In this paper we compare two alternate machine-learning techniques from the Apache Mahout stable, namely: Apache Sparks’, spark-item similarity, and its counterpart Apache Hadoop’s MapReduce. We compare these both qualitatively as well as quantitatively in the context of two
e-commerce stores with different behavior to determine which one is more effective and efficient in a given context.
Data Gathering and setup
Relevant click stream data for both subjects was collected. This constitutes user behavior, namely view and buy. Based on this, predictive analytics for item-similarity was run using the Apache Spark and Apace Hadoop mapreduce Log Likelihood in both cases. The subjects were observed for 1 week to gather both quantitative and qualitative results.
- We gathered data for both stores data points.
- Plotted data points hourly for a one-week period.
- That explains the peaks and troughs where activity goes down at night and peaks
during the day.
- Total products viewed (blue)
- Recommendation available from Apace Hadoop mapreduce log likelihood (LLR) (red)
- Recommendations available from Apache SPARK (Spark) (grey)
Sample Store 1
In the case (Sample store 2) where we have lower transactions and lower visitors, we see that Spark yields far fewer results (i.e. recommendations) than in the case (Sample store 1) where there are large number of transactions and more traffic. We see that in (Sample store 1) the total product views, the total products for which we have recommendations from LLR and recommendations from SPARK are almost identical, which shows we have recommendations for almost all products that are viewed both using Spark as well as LLR. In Sample store 2, we see that the total product views and the total products for which we have recommendations from LLR are almost identical, but the recommendations from Spark lag behind significantly. Inference: Hence we conclude that quantitatively if the there are large number of transactions then quantitatively Spark and LLR are almost equivalent in terms of the number of recommendations they yield. Qualitative Analysis: We gathered data for both stores and plotted the following data points hourly for a one-week period.Total products bought (purple)Products that were recommended by Apace Hadoop mapreduce log likelihood (LLR)that were bought (Blue)Products that were recommended by Apace Spark (Spark) that were bought (grey)
Sample Store 1
Sample Store 1
We see that in (Sample store 1) the total product buys, and the total products which were recommended by SPARK and bought are almost equal, which suggests that most buys were for products that were recommended by Spark. However products recommended by LLR which were bought lag behind significantly.
Sample Store 2
We see that in (Sample store 2) the total product buys, and the total products, which were recommended by SPARK and LLR and bought, are further apart than in Sample store1,
which suggests that most buys were for products that were not recommended by Spark or LLR.

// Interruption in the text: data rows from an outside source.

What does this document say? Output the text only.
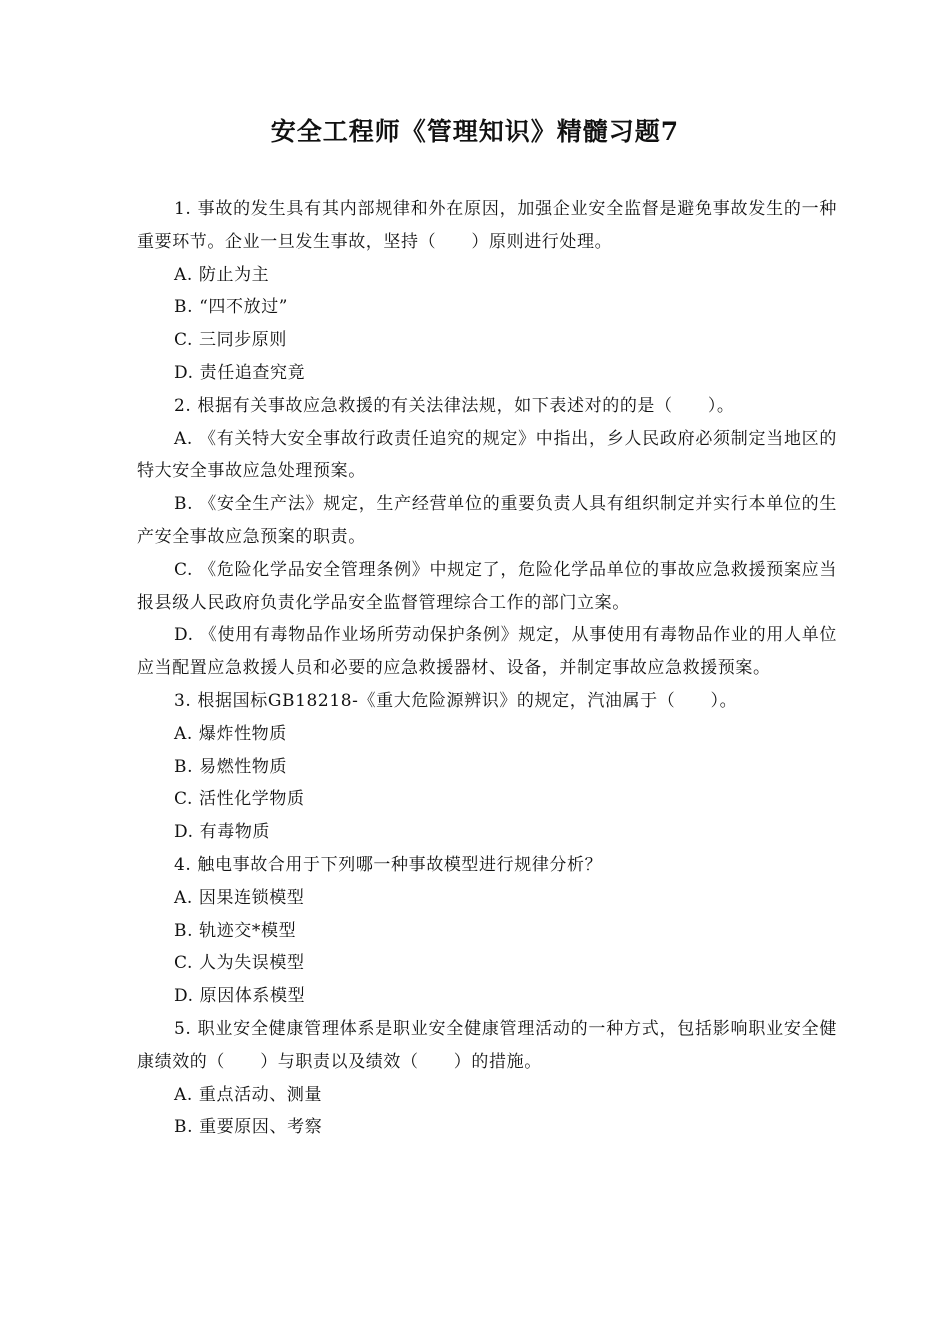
安全工程师《管理知识》精髓习题7

1. 事故的发生具有其内部规律和外在原因，加强企业安全监督是避免事故发生的一种重要环节。企业一旦发生事故，坚持（　　）原则进行处理。

A. 防止为主

B. “四不放过”

C. 三同步原则

D. 责任追查究竟

2. 根据有关事故应急救援的有关法律法规，如下表述对的的是（　　）。

A. 《有关特大安全事故行政责任追究的规定》中指出，乡人民政府必须制定当地区的特大安全事故应急处理预案。

B. 《安全生产法》规定，生产经营单位的重要负责人具有组织制定并实行本单位的生产安全事故应急预案的职责。

C. 《危险化学品安全管理条例》中规定了，危险化学品单位的事故应急救援预案应当报县级人民政府负责化学品安全监督管理综合工作的部门立案。

D. 《使用有毒物品作业场所劳动保护条例》规定，从事使用有毒物品作业的用人单位应当配置应急救援人员和必要的应急救援器材、设备，并制定事故应急救援预案。

3. 根据国标GB18218-《重大危险源辨识》的规定，汽油属于（　　）。

A. 爆炸性物质

B. 易燃性物质

C. 活性化学物质

D. 有毒物质

4. 触电事故合用于下列哪一种事故模型进行规律分析？

A. 因果连锁模型

B. 轨迹交*模型

C. 人为失误模型

D. 原因体系模型

5. 职业安全健康管理体系是职业安全健康管理活动的一种方式，包括影响职业安全健康绩效的（　　）与职责以及绩效（　　）的措施。

A. 重点活动、测量

B. 重要原因、考察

We also see that while spark still does marginally better than LLR, both are comparable,
and deviate from the products that were actually bought.

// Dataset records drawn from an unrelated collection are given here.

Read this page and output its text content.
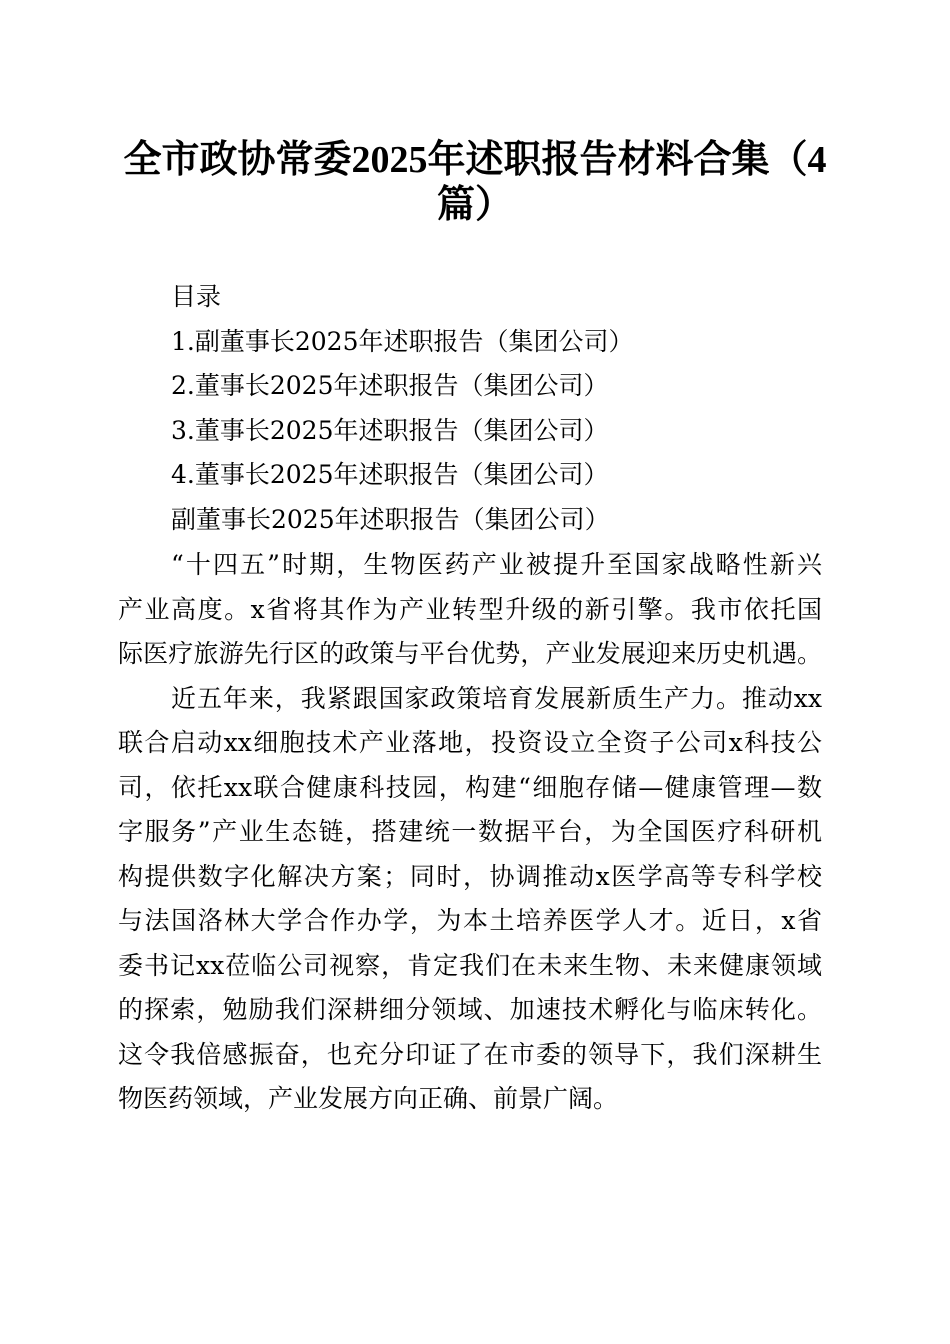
全市政协常委2025年述职报告材料合集（4
篇）
目录
1.副董事长2025年述职报告（集团公司）
2.董事长2025年述职报告（集团公司）
3.董事长2025年述职报告（集团公司）
4.董事长2025年述职报告（集团公司）
副董事长2025年述职报告（集团公司）
“十四五”时期，生物医药产业被提升至国家战略性新兴
产业高度。x省将其作为产业转型升级的新引擎。我市依托国
际医疗旅游先行区的政策与平台优势，产业发展迎来历史机遇。
近五年来，我紧跟国家政策培育发展新质生产力。推动xx
联合启动xx细胞技术产业落地，投资设立全资子公司x科技公
司，依托xx联合健康科技园，构建“细胞存储—健康管理—数
字服务”产业生态链，搭建统一数据平台，为全国医疗科研机
构提供数字化解决方案；同时，协调推动x医学高等专科学校
与法国洛林大学合作办学，为本土培养医学人才。近日，x省
委书记xx莅临公司视察，肯定我们在未来生物、未来健康领域
的探索，勉励我们深耕细分领域、加速技术孵化与临床转化。
这令我倍感振奋，也充分印证了在市委的领导下，我们深耕生
物医药领域，产业发展方向正确、前景广阔。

Hence we conclude that qualitatively if the there are large number of transactions then qualitatively Spark is significantly better than LLR, and almost all products that are recommended by Spark are also bought. LLR lags behind significantly. When there are lesser transactions, we see that Spark is still marginally better than LLR qualitatively, but products that are actually bought, are different from he ones that are recommended by both Spark and LLR.